CVE-2019-11560

Name of the Vulnerable Software and Affected Versions HI3516 models versions 1.2.1.4 through 1.3.3.3 HI3516 models version 7.1.20.1.2 HI3516 models version 13.1.1.1.7.2 FDT FD7902 versions 10.3.14.1.3 through 11.3.14.1.3 FOSCAM cameras versions 3.2.1.1.1 0815 through 3.2.2.2.1 0815 Dericam cameras version V11.3.8.1.12

Description A buffer overflow issue in the streaming server of HI3516 models allows an unauthenticated attacker to run arbitrary code remotely by sending a special RTSP over HTTP packet. This issue affects various cameras using hisilicon's hardware and software.

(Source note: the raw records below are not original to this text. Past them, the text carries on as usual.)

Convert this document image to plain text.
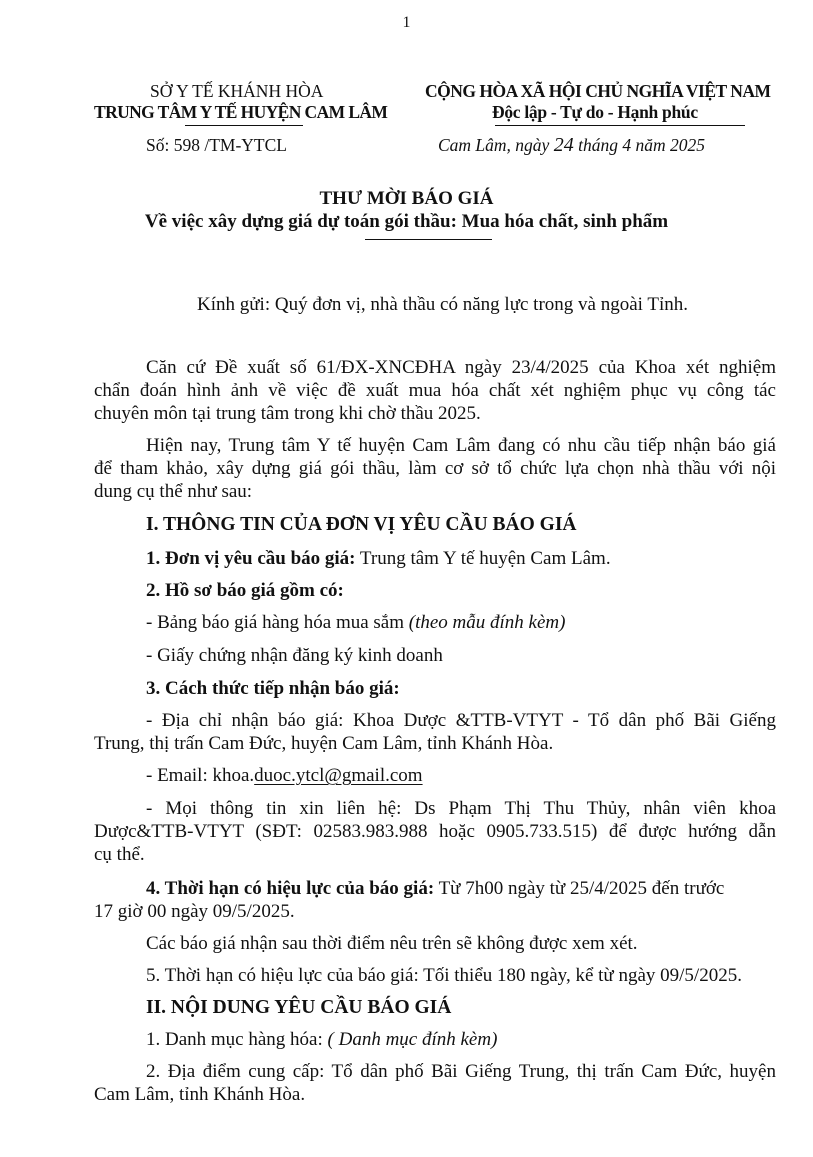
1
SỞ Y TẾ KHÁNH HÒA
TRUNG TÂM Y TẾ HUYỆN CAM LÂM
Số: 598 /TM-YTCL
CỘNG HÒA XÃ HỘI CHỦ NGHĨA VIỆT NAM
Độc lập - Tự do - Hạnh phúc
Cam Lâm, ngày 24 tháng 4 năm 2025
THƯ MỜI BÁO GIÁ
Về việc xây dựng giá dự toán gói thầu: Mua hóa chất, sinh phẩm
Kính gửi: Quý đơn vị, nhà thầu có năng lực trong và ngoài Tỉnh.
Căn cứ Đề xuất số 61/ĐX-XNCĐHA ngày 23/4/2025 của Khoa xét nghiệm
chẩn đoán hình ảnh về việc đề xuất mua hóa chất xét nghiệm phục vụ công tác
chuyên môn tại trung tâm trong khi chờ thầu 2025.
Hiện nay, Trung tâm Y tế huyện Cam Lâm đang có nhu cầu tiếp nhận báo giá
để tham khảo, xây dựng giá gói thầu, làm cơ sở tổ chức lựa chọn nhà thầu với nội
dung cụ thể như sau:
I. THÔNG TIN CỦA ĐƠN VỊ YÊU CẦU BÁO GIÁ
1. Đơn vị yêu cầu báo giá: Trung tâm Y tế huyện Cam Lâm.
2. Hồ sơ báo giá gồm có:
- Bảng báo giá hàng hóa mua sắm (theo mẫu đính kèm)
- Giấy chứng nhận đăng ký kinh doanh
3. Cách thức tiếp nhận báo giá:
- Địa chỉ nhận báo giá: Khoa Dược &TTB-VTYT - Tổ dân phố Bãi Giếng
Trung, thị trấn Cam Đức, huyện Cam Lâm, tỉnh Khánh Hòa.
- Email: khoa.duoc.ytcl@gmail.com
- Mọi thông tin xin liên hệ: Ds Phạm Thị Thu Thủy, nhân viên khoa
Dược&TTB-VTYT (SĐT: 02583.983.988 hoặc 0905.733.515) để được hướng dẫn
cụ thể.
4. Thời hạn có hiệu lực của báo giá: Từ 7h00 ngày từ 25/4/2025 đến trước
17 giờ 00 ngày 09/5/2025.
Các báo giá nhận sau thời điểm nêu trên sẽ không được xem xét.
5. Thời hạn có hiệu lực của báo giá: Tối thiểu 180 ngày, kể từ ngày 09/5/2025.
II. NỘI DUNG YÊU CẦU BÁO GIÁ
1. Danh mục hàng hóa: ( Danh mục đính kèm)
2. Địa điểm cung cấp: Tổ dân phố Bãi Giếng Trung, thị trấn Cam Đức, huyện
Cam Lâm, tỉnh Khánh Hòa.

Recommendations For HI3516 models versions 1.2.1.4 through 1.3.3.3, update the firmware to a version that is not affected by this issue. For HI3516 models version 7.1.20.1.2, update the firmware to a version that is not affected by this issue. For HI3516 models version 13.1.1.1.7.2, update the firmware to a version that is not affected by this issue. For FDT FD7902 versions 10.3.14.1.3 through 11.3.14.1.3, update the firmware to a version that is not affected by this issue. For FOSCAM cameras versions 3.2.1.1.1 0815 through 3.2.2.2.1 0815, update the firmware to a version that is not affected by this issue. For Dericam cameras version V11.3.8.1.12, update the firmware to a version that is not affected by this issue. As a temporary workaround, consider disabling the RTSP over HTTP packet handling until a patch is available.